Grieve may argue that the Conservative Party left him – by stripping him of the whip – rather than the other way around. But it is notable that, just as he fell out with the party over Brexit, he also broke from the party line over the adoption of the APPG definition. His being chosen as the chair would not guarantee its official adoption but would surely weigh the scales in its favour.

Why does this matter? Because there are long-standing concerns that this definition of Islamophobia will act as a stifling constraint on free speech. In the words of Robert Jenrick – an enthusiastic young man with a bright career ahead of him – “we should tackle anti-Muslim hate wherever it occurs, but this definition is a Trojan horse for a blasphemy law protecting Islam”. How so?

Muslims are protected from being treated unfavourably based on their religion by the 2010 Equality Act. The 2006 Racial and Religious Hatred Act also makes it a crime to incite hatred against someone due to their religion, but with a clause allowing “discussion, criticism, or expressions of antipathy”. Debate that Catholic neighbour, but don’t command an angry mob.

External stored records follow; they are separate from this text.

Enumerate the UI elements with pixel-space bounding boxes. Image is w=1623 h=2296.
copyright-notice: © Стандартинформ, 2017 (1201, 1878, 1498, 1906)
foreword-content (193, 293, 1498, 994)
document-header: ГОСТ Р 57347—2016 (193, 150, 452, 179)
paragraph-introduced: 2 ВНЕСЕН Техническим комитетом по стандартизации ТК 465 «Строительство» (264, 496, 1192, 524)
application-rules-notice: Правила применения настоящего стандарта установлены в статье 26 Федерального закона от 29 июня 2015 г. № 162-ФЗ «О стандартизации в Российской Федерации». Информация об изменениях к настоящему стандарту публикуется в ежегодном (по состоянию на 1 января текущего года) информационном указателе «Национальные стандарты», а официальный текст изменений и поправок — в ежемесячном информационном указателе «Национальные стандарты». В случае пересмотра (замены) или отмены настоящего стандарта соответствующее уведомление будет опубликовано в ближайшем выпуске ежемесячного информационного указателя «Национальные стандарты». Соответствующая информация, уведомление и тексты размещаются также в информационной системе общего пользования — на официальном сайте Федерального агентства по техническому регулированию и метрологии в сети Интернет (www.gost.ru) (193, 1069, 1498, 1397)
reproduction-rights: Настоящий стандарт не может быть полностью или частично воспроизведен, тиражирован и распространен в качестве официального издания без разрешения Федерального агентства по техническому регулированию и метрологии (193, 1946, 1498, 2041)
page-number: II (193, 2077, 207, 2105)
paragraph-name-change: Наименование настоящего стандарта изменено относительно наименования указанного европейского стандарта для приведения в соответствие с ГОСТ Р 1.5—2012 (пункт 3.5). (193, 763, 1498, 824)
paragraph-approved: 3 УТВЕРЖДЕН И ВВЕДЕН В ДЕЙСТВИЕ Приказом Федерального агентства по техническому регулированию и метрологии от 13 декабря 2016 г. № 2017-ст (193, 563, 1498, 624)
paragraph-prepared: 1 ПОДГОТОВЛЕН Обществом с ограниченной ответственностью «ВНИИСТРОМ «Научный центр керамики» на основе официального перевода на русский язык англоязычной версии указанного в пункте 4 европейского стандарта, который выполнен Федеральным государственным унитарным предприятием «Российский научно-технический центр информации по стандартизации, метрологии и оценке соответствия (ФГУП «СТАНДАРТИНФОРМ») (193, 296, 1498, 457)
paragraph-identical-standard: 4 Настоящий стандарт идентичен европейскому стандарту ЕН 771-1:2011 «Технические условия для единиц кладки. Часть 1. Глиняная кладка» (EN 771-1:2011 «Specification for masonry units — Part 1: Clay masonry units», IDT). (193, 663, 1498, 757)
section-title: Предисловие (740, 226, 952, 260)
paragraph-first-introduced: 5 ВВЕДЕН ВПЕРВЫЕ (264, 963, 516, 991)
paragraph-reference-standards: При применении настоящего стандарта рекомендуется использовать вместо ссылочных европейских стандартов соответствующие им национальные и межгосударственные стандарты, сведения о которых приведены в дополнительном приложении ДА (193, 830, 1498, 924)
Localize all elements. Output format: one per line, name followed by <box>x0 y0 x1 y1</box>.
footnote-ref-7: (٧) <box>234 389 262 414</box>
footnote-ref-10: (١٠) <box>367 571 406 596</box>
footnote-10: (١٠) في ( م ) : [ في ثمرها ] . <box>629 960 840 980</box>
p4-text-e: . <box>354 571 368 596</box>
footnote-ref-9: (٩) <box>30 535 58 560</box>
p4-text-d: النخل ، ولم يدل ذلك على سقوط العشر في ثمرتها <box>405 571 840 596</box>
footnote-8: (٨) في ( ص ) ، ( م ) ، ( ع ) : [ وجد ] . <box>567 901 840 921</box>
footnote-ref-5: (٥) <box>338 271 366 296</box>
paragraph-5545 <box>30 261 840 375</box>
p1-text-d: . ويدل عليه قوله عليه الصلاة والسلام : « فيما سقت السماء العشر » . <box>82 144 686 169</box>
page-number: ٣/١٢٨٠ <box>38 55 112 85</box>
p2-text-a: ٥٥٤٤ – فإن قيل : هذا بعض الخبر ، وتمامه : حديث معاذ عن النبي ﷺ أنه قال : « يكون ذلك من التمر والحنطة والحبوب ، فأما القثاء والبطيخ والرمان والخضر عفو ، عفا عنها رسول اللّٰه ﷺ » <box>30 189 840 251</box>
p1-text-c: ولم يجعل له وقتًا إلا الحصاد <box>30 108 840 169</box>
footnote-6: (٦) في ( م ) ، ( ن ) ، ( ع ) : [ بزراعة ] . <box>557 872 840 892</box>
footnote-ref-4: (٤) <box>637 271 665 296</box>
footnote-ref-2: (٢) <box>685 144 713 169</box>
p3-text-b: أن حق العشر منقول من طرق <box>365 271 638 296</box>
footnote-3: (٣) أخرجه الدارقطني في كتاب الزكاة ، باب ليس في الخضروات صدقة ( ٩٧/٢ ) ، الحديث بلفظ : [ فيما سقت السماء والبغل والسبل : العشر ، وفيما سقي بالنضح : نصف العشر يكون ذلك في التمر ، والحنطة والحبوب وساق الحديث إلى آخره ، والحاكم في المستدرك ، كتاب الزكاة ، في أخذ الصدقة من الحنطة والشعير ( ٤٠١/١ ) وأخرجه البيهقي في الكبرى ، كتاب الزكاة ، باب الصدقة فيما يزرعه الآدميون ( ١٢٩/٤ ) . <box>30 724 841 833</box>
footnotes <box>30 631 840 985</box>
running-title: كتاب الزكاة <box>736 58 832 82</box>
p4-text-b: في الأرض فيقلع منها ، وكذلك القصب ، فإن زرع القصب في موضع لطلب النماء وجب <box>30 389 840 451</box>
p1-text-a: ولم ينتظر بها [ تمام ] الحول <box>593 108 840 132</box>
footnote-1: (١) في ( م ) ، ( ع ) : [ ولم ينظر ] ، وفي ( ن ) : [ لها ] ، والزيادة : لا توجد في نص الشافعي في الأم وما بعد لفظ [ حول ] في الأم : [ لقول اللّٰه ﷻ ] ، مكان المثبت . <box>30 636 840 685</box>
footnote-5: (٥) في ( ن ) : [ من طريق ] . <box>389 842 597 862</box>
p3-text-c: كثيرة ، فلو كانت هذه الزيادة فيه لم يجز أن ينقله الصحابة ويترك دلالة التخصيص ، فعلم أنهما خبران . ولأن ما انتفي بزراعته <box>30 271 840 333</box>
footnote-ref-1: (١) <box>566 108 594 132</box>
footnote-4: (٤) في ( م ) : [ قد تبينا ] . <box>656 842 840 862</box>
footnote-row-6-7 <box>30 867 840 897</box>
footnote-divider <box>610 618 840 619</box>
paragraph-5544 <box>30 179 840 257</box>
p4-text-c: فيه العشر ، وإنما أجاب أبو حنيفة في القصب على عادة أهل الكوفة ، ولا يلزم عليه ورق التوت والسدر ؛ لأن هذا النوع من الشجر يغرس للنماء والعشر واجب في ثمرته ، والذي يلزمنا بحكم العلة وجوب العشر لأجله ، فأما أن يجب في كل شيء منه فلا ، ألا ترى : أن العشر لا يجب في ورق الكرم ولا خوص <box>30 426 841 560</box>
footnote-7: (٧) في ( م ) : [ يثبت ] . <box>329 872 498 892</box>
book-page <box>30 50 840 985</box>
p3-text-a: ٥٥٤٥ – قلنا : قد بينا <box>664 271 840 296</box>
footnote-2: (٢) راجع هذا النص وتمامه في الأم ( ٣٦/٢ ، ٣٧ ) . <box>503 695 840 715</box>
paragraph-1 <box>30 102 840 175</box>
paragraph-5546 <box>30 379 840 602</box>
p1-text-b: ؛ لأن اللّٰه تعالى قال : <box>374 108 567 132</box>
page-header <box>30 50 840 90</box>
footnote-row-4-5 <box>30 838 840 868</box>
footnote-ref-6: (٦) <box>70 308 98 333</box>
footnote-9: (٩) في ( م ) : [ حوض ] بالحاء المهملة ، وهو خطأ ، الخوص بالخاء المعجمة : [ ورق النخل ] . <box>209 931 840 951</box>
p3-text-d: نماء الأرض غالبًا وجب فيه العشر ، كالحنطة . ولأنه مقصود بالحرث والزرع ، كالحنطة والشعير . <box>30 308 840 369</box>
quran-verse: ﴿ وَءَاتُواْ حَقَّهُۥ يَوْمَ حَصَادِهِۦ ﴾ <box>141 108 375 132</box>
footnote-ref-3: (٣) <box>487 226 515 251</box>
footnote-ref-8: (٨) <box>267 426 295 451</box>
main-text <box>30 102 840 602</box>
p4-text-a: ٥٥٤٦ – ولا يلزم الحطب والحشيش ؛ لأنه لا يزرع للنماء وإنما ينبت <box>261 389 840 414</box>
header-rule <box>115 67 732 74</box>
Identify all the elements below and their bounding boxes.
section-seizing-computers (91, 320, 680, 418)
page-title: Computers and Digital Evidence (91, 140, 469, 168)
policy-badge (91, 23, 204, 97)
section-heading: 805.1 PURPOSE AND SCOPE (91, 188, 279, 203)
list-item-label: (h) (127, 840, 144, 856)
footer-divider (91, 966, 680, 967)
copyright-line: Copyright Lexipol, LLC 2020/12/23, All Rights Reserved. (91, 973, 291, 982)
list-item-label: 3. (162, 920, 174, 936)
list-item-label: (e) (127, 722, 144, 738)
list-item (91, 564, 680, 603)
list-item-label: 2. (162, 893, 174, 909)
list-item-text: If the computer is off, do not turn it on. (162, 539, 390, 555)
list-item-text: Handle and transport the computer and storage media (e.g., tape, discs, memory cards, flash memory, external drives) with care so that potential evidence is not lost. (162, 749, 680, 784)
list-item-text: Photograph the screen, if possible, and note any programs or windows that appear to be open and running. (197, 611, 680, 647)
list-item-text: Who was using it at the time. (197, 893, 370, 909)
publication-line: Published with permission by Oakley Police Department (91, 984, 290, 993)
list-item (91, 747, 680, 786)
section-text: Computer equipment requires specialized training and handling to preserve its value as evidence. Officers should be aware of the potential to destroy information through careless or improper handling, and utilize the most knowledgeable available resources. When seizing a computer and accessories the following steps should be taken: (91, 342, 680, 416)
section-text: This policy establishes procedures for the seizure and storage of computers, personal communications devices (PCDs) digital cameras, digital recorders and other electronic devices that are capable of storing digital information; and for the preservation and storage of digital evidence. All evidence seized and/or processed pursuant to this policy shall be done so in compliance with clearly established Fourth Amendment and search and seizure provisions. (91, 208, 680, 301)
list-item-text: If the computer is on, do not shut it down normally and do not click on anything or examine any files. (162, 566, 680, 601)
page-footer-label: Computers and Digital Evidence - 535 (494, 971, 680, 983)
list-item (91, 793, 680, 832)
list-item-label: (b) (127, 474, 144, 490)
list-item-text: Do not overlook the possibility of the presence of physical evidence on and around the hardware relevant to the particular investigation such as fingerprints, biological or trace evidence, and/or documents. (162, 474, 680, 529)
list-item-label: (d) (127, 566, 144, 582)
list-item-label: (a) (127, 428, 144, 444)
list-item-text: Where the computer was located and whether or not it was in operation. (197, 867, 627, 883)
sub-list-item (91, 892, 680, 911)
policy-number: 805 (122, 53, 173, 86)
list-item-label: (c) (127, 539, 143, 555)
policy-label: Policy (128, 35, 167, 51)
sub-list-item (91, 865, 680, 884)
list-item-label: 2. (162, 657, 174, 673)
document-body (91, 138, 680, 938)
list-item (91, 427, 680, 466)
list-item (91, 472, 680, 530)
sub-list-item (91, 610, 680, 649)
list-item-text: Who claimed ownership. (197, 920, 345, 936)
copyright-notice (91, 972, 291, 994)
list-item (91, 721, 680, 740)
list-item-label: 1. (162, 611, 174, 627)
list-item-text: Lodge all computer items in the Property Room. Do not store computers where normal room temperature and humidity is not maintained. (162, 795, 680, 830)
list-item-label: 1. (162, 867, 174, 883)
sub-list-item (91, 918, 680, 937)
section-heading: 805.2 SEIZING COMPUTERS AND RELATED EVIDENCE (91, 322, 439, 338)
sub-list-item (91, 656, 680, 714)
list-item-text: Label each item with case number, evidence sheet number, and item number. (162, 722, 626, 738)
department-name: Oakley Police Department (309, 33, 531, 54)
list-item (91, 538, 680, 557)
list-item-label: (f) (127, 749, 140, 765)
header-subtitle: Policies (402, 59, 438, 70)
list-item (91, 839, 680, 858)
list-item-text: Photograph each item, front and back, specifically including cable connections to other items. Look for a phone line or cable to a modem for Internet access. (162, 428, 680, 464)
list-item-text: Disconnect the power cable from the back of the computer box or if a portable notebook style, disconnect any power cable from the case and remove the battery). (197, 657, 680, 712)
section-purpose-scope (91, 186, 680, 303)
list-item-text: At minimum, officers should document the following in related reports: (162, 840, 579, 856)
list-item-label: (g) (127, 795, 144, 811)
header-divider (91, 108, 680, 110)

Yet this definition has been attacked for being sufficiently broad as to make criticism of Islam far more difficult. By hinging on perception, it is sufficiently wide to catch legitimate criticisms of Muslims and Islam. Grieve himself acknowledged this when he suggested “defining Islamophobia is extremely difficult for perfectly valid reasons in relation to freedom of expression”.

Under this definition, there is the chance that everything from jokes about Muslim stereotypes to opposition to Palestinian statehood could be criminalised. This definition would cover everything from the tasteless to the accurate, especially when talking about how British Muslim attitudes differ from those of much of the country. Apropos of nothing, it would make discussing rape gangs more fraught.

Bad faith actors could exploit such a definition to act as the de facto blasphemy law that a Labour backbencher called for last year. Since one of those suggested to be on Rayner’s panel has previously backed a ban on a film he considered offensive to Muslims, perhaps this is the point. Having been spooked by Muslim voters last July, Labour might believe this is how to curry favour.

But an attempt to show Muslims are listened to looks more suspect a day after a man was arrested for setting fire to a Koran in Manchester. As Ben Sixsmith points out, you can be sympathetic to those worried about religious beliefs being denigrated whilst finding it terrifying to see order put before mockery. Adopting this definition would empower the police to enforce it.

If adopting this definition is the thin end of an authoritarian wedge, then Grieve should be wary about Labour’s public face for it.